According to WHO recommendations, young people from 9 to 26 years old are vaccinated, since it is believed that at an older age there is a high probability that a person is already infected with the virus. Also, the best immune response is achieved with vaccination at school age.
It is possible to exclude the presence of HPV in the body by passing a special blood test or a smear from the vagina / urethra. If no virus is detected, you can get vaccinated. If the test shows the presence of HPV, the vaccine will be useless.
Important! If the analysis showed infection with a virus, for example, 11 or 18 types, then a vaccine aimed at preventing other types of HPV will also be effective.
Those who were vaccinated during childhood can repeat the procedure 15 years later to prolong the protective effect of the vaccine.
Vaccine safety, pros and cons of vaccination
The HPV vaccine, the price of which is high due to the lack of domestic analogues, is safe and does not affect fertility. It contains only the empty shell of the virus without its genetic material (DNA). Therefore, during vaccination, the likelihood of infection with HPV is excluded.
All vaccines are internationally certified. Their use is allowed upon receipt of positive results for all tests carried out in laboratories. The drugs are also rigorously tested for side effects. Over the past 15 years, more than 175 million doses of vaccines have been administered worldwide, and in all cases no serious complications have been reported.

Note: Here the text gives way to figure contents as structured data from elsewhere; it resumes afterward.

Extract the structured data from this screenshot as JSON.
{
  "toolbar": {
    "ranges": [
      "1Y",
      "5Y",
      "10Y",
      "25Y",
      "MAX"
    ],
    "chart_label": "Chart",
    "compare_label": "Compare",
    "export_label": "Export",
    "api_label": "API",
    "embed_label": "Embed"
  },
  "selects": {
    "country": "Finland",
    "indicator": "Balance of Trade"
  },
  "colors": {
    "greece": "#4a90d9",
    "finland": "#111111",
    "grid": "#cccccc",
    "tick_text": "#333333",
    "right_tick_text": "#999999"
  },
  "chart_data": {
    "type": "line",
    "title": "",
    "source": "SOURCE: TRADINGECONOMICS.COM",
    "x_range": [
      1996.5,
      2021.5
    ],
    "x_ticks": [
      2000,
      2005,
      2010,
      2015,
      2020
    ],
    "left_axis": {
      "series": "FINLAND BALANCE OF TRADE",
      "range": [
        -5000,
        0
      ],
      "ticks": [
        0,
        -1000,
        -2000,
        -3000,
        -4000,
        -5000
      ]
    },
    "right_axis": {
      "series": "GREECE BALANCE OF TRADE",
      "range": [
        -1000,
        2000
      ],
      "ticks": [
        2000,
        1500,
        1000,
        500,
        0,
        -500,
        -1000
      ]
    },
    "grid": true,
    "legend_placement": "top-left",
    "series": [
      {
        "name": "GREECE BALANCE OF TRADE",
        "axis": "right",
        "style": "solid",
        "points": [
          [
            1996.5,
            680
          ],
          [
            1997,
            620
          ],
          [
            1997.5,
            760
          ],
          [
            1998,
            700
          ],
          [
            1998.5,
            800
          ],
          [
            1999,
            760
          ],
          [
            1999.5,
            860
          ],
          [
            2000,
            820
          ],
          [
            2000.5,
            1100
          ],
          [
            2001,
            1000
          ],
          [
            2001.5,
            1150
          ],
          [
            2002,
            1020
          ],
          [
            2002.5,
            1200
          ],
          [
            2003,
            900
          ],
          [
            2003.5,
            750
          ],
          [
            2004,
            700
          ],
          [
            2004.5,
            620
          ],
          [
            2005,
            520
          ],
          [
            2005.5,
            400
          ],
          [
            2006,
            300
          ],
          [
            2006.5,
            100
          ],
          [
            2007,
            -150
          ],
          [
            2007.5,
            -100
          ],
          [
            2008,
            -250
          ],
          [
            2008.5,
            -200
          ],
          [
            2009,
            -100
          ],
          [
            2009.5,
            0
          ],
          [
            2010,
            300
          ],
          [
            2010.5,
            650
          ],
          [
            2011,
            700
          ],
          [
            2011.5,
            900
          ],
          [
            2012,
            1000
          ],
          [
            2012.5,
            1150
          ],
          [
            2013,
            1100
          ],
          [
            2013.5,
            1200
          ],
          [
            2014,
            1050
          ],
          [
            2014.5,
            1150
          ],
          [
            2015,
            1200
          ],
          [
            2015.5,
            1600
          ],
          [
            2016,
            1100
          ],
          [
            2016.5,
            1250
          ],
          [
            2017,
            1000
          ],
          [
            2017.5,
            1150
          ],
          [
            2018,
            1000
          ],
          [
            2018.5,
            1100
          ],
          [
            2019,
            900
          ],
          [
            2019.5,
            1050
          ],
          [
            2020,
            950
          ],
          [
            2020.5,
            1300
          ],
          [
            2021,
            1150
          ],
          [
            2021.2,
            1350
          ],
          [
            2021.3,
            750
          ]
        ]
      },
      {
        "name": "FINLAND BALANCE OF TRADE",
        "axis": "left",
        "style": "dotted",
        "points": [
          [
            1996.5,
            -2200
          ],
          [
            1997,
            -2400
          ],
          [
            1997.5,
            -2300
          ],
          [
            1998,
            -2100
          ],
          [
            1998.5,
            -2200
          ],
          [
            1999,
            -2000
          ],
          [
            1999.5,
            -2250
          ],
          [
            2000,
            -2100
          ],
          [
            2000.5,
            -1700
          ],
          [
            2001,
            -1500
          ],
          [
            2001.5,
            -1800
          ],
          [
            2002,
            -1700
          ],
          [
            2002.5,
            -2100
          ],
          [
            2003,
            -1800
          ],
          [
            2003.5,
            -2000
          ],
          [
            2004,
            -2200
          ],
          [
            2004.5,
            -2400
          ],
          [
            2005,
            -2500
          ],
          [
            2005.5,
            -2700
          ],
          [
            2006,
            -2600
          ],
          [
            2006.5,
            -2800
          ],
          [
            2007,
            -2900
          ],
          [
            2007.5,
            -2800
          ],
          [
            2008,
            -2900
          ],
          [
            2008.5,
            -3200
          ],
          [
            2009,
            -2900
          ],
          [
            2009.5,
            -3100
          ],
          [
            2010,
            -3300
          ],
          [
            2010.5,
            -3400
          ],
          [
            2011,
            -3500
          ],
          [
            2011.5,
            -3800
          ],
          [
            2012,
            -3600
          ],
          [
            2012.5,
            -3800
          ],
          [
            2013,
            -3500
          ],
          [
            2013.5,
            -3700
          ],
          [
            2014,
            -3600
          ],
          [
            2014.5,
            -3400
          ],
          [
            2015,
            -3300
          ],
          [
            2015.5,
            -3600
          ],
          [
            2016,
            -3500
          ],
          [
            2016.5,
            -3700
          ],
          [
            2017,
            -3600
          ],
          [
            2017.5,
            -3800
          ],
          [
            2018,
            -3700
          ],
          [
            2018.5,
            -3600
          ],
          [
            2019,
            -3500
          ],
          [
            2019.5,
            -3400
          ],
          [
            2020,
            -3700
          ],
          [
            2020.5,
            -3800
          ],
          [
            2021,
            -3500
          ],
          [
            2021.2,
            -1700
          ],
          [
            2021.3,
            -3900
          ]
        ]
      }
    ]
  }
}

Despite the safety and efficacy of vaccines, there are some arguments against vaccination, but they are all relative and variable in nature:
- Pregnancy. The available research results prove the safety of vaccines for the fetus, but as a precaution, doctors still recommend waiting for delivery, and only then getting the HPV vaccine.
- Allergy. If a severe allergic reaction develops after the first dose of vaccine, at the discretion of the physician make a replacement drug during the second vaccination or decide to refuse a second vaccination.
- Heat. You can vaccinate healthy patients without signs of acute respiratory infections or inflammation. To get vaccinated, you need to wait for complete recovery and the absence of symptoms of the disease within 2 weeks.
US Centers for Disease Control and Prevention and European Medicines Agency Investigate Possible Vaccination Relationship from HPV and chronic pain syndrome, loss of consciousness caused by a decrease in blood pressure, which have been reported in several medical reports. Research has completely disproved any connection between these phenomena.
Possible side reactions
All vaccines are capable of provoking adverse reactions. HPV vaccinations cause complications in 1 in 30 thousand. Side effects are usually mild to moderate. Symptoms of complications disappear without medical intervention, 1-2 days after the administration of the vaccine.
- Local signs of a reaction to the vaccine: redness of the area where the injection was given, skin soreness, swelling.
- Systemic symptoms: dizziness, fever, accompanied by body aches and muscle soreness, abdominal cramps, gastrointestinal disorders, malaise.
Medical attention may be required only if a severe form of allergy develops.
The cost of vaccinations
You can get a papilloma virus vaccine in Russia only for a fee in private clinics. The price of one dose of Gardasil vaccine is 13-15 thousand rubles. rub. It is possible to vaccinate against HPV with Cervarix for 9-10 thousand. rub. Usually, only the price of the vaccine is included in the price, therefore, additional payment may be required for a doctor's consultation and services for performing an injection.